AMBER alerts fall 43% nationally

AMBER alerts have decreased by 43 percent nationwide since 2005 due to better training of law enforcement officers on when to use the system, according to an Ohio State Highway Patrol official.

When the system launched in 1996 “AMBER alerts were going off constantly,” said Ohio State Highway Patrol Capt. Robert Jackson.

“It became like a car alarm, and what do people do when they hear a car alarm? The AMBER Alert was getting that way across the country.”

The decrease in activations — there were only 158 across the country last year — was chronicled in the 2011 AMBER Alert Report issued by the National Center for Missing and Exploited Children.

In 2011, half of all AMBER alerts were classified as family abductions.

The AMBER Alert plan is a voluntary partnership among law enforcement agencies, broadcasters and transportation agencies to activate an urgent bulletin in the most serious child-abduction cases. The 2011 report stated that Ohio ranked fourth in the U.S. for the number of AMBER Alerts activated last year, with 11. Ohio, whose AMBER Alert program started in 2002, has had five alerts so far in 2012.

The three states that had the most alerts in 2011 were California (16), Michigan (15) and Texas (14).

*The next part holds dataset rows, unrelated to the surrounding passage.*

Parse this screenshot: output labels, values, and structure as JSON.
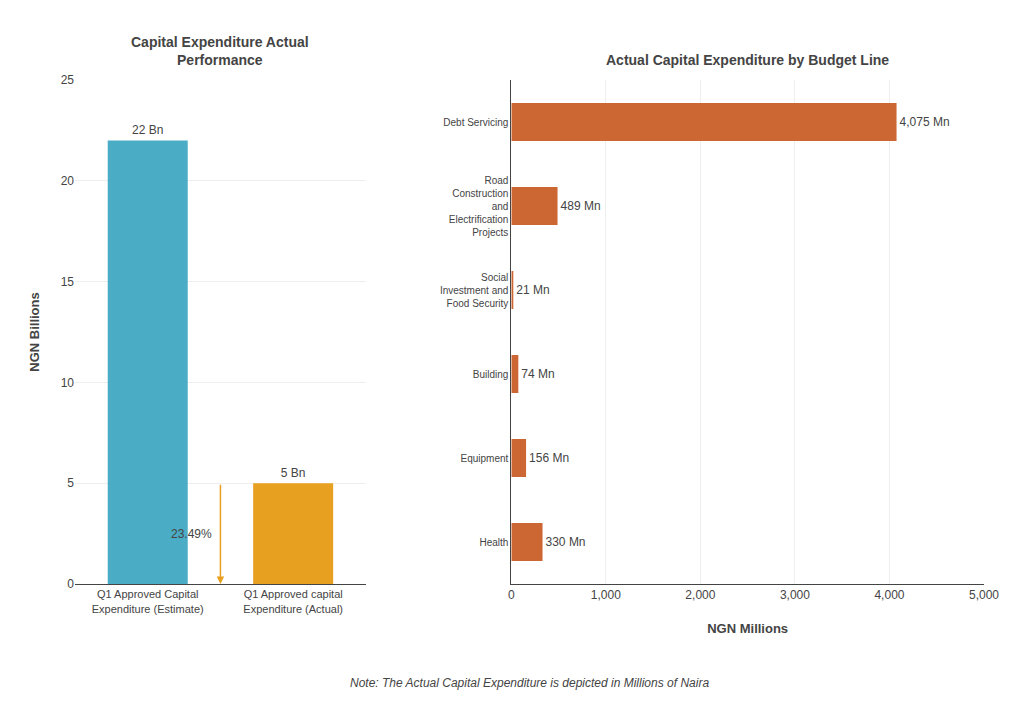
{
  "note": "Note: The Actual Capital Expenditure is depicted in Millions of Naira",
  "chart_data": [
    {
      "type": "bar",
      "title": "Capital Expenditure Actual\nPerformance",
      "categories": [
        "Q1 Approved Capital\nExpenditure (Estimate)",
        "Q1 Approved capital\nExpenditure (Actual)"
      ],
      "values": [
        22,
        5
      ],
      "colors": [
        "#4BACC6",
        "#E8A020"
      ],
      "value_labels": [
        "22 Bn",
        "5 Bn"
      ],
      "data_labels": true,
      "ylabel": "NGN Billions",
      "ylim": [
        0,
        25
      ],
      "yticks": [
        0,
        5,
        10,
        15,
        20,
        25
      ],
      "grid": true,
      "annotations": [
        {
          "text": "23.49%",
          "color": "#E8A020"
        }
      ]
    },
    {
      "type": "bar",
      "orientation": "horizontal",
      "title": "Actual Capital Expenditure by Budget Line",
      "categories": [
        "Debt Servicing",
        "Road\nConstruction\nand\nElectrification\nProjects",
        "Social\nInvestment and\nFood Security",
        "Building",
        "Equipment",
        "Health"
      ],
      "values": [
        4075,
        489,
        21,
        74,
        156,
        330
      ],
      "color": "#CC6633",
      "value_labels": [
        "4,075 Mn",
        "489 Mn",
        "21 Mn",
        "74 Mn",
        "156 Mn",
        "330 Mn"
      ],
      "data_labels": true,
      "xlabel": "NGN Millions",
      "xlim": [
        0,
        5000
      ],
      "xticks": [
        0,
        {
          "value": 1000,
          "label": "1,000"
        },
        {
          "value": 2000,
          "label": "2,000"
        },
        {
          "value": 3000,
          "label": "3,000"
        },
        {
          "value": 4000,
          "label": "4,000"
        },
        {
          "value": 5000,
          "label": "5,000"
        }
      ],
      "grid": true
    }
  ]
}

Ohio was one of eight states that had their activations extend outside the state. Yearly activations in Ohio have remained under 13 since 2007, according to OSP. Ohio at one point had more than 20 activations in a year, Jackson said.

Jackson said law enforcement officers have been trained better about when to initiate an AMBER alert versus a missing child alert.

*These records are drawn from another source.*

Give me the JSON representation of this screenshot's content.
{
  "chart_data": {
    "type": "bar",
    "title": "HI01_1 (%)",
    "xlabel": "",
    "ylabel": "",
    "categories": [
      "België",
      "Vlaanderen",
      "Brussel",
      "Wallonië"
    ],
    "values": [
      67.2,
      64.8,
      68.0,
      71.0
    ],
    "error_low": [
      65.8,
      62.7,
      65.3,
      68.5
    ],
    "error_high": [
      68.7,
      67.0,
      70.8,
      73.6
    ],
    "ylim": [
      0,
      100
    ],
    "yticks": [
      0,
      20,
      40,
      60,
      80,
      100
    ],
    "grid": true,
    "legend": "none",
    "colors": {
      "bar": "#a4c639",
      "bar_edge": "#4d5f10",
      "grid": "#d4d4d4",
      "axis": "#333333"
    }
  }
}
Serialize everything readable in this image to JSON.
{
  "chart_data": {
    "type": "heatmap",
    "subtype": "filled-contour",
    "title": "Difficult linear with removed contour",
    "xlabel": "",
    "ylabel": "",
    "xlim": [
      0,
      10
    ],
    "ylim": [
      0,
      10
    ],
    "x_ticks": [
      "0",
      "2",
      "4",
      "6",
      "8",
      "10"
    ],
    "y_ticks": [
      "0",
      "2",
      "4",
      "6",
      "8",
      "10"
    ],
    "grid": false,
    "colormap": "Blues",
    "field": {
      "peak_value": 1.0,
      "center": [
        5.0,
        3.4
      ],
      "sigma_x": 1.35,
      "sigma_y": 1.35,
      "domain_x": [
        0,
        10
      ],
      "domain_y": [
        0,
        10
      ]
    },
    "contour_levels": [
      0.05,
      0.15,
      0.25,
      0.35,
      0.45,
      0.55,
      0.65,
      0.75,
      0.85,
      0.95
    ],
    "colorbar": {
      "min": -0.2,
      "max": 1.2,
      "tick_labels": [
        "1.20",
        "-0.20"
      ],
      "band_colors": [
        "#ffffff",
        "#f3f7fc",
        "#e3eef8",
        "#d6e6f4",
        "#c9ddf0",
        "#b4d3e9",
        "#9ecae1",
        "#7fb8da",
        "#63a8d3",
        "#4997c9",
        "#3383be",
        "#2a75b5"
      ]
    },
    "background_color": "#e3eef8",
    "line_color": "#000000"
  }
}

“When folks hear the AMBER Alert System, they realize it is a true AMBER Alert and they take action right now,” Jackson said.

AMBER stands for America’s Missing: Broadcast Emergency Response. It is named after 9-year-old Amber Hagerman of Arlington, Texas, whose body was discovered in a creek three miles from her home after she had been missing for four days.

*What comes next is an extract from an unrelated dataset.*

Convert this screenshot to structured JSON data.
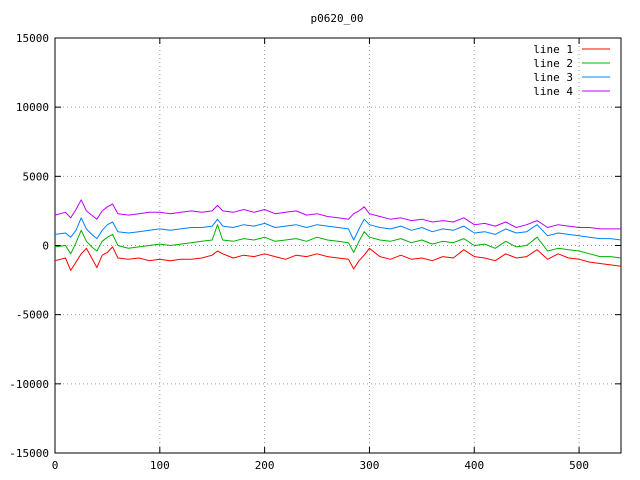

AMBER Alert systems differ across the nation in that some alerts are just state-wide and some start out as regional alerts.

In the region the last activations issued were one last year in Montgomery County and one in Hamilton County, according to the Ohio State Highway Patrol. Last July, an alert was issued for 2-year-old DeWayne Wills Jr. in Montgomery County after his father, DeWayne Wills Sr., 39, snatched him out of a church van on Cornell Drive. SWAT and hostage negotiators eventually arrested Wills after a standoff at a house on Otterbein Avenue. The toddler was returned to his mother.

In Montgomery County, the sheriff’s office makes the decision on whether an alert needs to be made, but police jurisdictions can seek other options from the state if they disagree with the sheriff’s office decision not to put out an alert.

“Any law enforcement agency in Hamilton County can activate their own AMBER Alert and they would all go through the Hamilton County Communication Center except for the Cincinnati Police Department,” said Steve Barnett, spokesman for the sheriff’s office.